— Я должен быть там, — сказал Керрик.
— Понимаю, — кивнул Херилак, — но не вставай — растревожишь ногу.
Они ушли. Армун вернулась и нерешительно замерла рядом. Когда Керрик повернулся к ней, она быстро тронула волосы — хотела прикрыть лицо, но не стала: в глазах Керрика не было смеха. Не было, и она не спрашивала почему. Только она не привыкла, чтобы на нее глядели.
— Я слушала, когда ты рассказывал, как мургу держали тебя в плену, — пытаясь скрыть смущение, быстро проговорила она. — А ты не боялся? Ведь ты был один среди них.
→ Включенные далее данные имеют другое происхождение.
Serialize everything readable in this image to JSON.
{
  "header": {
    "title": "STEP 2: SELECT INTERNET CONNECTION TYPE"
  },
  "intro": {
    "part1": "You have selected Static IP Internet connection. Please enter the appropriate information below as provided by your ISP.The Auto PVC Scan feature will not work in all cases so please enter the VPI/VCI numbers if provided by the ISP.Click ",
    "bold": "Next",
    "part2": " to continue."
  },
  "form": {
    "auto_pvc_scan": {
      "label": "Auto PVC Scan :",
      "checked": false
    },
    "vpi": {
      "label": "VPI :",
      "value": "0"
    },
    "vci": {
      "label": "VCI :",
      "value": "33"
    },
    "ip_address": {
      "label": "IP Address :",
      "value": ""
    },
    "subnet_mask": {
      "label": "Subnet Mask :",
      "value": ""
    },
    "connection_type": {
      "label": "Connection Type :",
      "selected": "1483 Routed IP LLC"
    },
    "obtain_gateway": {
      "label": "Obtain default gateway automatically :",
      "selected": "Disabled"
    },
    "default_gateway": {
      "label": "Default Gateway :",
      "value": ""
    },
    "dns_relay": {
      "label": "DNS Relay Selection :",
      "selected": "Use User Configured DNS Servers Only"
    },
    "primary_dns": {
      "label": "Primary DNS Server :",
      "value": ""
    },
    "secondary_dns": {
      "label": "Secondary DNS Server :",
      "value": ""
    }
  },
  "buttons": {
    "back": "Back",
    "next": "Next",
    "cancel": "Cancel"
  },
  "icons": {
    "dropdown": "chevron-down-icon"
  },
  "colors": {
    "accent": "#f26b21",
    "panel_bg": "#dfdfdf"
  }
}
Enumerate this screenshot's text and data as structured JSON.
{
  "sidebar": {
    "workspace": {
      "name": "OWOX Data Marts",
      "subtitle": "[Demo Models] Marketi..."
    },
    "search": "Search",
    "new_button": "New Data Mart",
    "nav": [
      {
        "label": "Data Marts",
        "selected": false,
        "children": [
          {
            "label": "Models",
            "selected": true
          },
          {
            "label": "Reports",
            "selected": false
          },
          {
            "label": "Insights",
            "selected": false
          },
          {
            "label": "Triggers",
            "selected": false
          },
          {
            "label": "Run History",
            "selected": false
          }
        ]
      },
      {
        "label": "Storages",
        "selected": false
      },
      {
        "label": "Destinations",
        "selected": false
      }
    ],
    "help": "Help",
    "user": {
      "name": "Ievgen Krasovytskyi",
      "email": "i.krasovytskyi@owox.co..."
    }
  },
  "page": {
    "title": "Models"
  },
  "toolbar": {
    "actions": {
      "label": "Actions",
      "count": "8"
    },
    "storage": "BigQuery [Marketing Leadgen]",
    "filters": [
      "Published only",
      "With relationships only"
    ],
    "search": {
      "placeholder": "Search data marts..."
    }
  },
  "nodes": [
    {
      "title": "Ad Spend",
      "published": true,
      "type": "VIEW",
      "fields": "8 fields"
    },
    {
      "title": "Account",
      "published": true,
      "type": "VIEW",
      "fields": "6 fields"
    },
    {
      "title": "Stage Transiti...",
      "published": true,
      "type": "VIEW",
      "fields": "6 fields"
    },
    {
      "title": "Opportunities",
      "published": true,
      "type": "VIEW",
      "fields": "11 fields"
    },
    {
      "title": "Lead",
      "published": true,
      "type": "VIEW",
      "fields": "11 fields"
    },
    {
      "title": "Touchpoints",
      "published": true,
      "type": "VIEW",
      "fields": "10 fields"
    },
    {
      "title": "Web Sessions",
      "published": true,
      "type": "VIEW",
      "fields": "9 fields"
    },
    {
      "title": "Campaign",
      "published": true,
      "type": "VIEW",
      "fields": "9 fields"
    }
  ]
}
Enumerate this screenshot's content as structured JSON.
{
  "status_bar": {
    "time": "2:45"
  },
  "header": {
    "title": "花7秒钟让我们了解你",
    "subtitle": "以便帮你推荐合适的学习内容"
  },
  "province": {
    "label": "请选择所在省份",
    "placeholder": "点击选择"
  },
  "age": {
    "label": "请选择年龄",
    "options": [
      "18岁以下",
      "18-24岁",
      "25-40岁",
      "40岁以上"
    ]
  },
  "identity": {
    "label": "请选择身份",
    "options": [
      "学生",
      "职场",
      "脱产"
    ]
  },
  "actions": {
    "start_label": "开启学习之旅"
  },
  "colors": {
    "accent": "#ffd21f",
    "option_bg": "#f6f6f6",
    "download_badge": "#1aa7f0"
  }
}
— Боялся? Да, сначала, кажется, да. Но я был не один. Они схватили еще одну девочку. Я забыл ее имя. Мургу убили ее. — Жуткая сцена до сих пор стояла у него перед глазами: мараг с окровавленной пастью поворачивается к нему… Вейнте´! — Да, я боялся, очень боялся. Я мог бы молчать, но я заговорил с мургу. Она схватила меня и убила бы, если бы я не заговорил. Я заговорил с перепугу. Только лучше бы я молчал.
— Почему? Ведь это спасло твою жизнь.
Почему? Действительно, он тогда еще не был охотником, который должен спокойно смотреть в лицо смерти. Он был еще ребенком. Только он уцелел из всего саммада. Керрик понял в этот момент: в том, что он тогда заговорил, нет ничего позорного. Он выжил поэтому, выжил, оказался здесь и может говорить с Армун, и она понимает его.
— Конечно, — согласился он, улыбнувшись. — Должно быть, тогда я и перестал бояться. А когда я научился говорить, они позволили мне жить. Иногда я был им необходим.
— А мне кажется, хоть ты был только мальчиком, ни один охотник не смог бы держаться храбрее.
Слова эти почему-то обескуражили его, он и сам не понимал, почему на глаза вдруг навернулись слезы, пришлось даже отвернуться. Какие слезы? Он же охотник. Но разве для слез нет причины? Есть, должно быть. Не те ли это слезы, которых не проронил маленький мальчик, оставшись в одиночестве среди мургу? Впрочем, все это было давно, теперь он уже не маленький… Он поглядел на Армун и взял ее за руку. Она не убрала ее.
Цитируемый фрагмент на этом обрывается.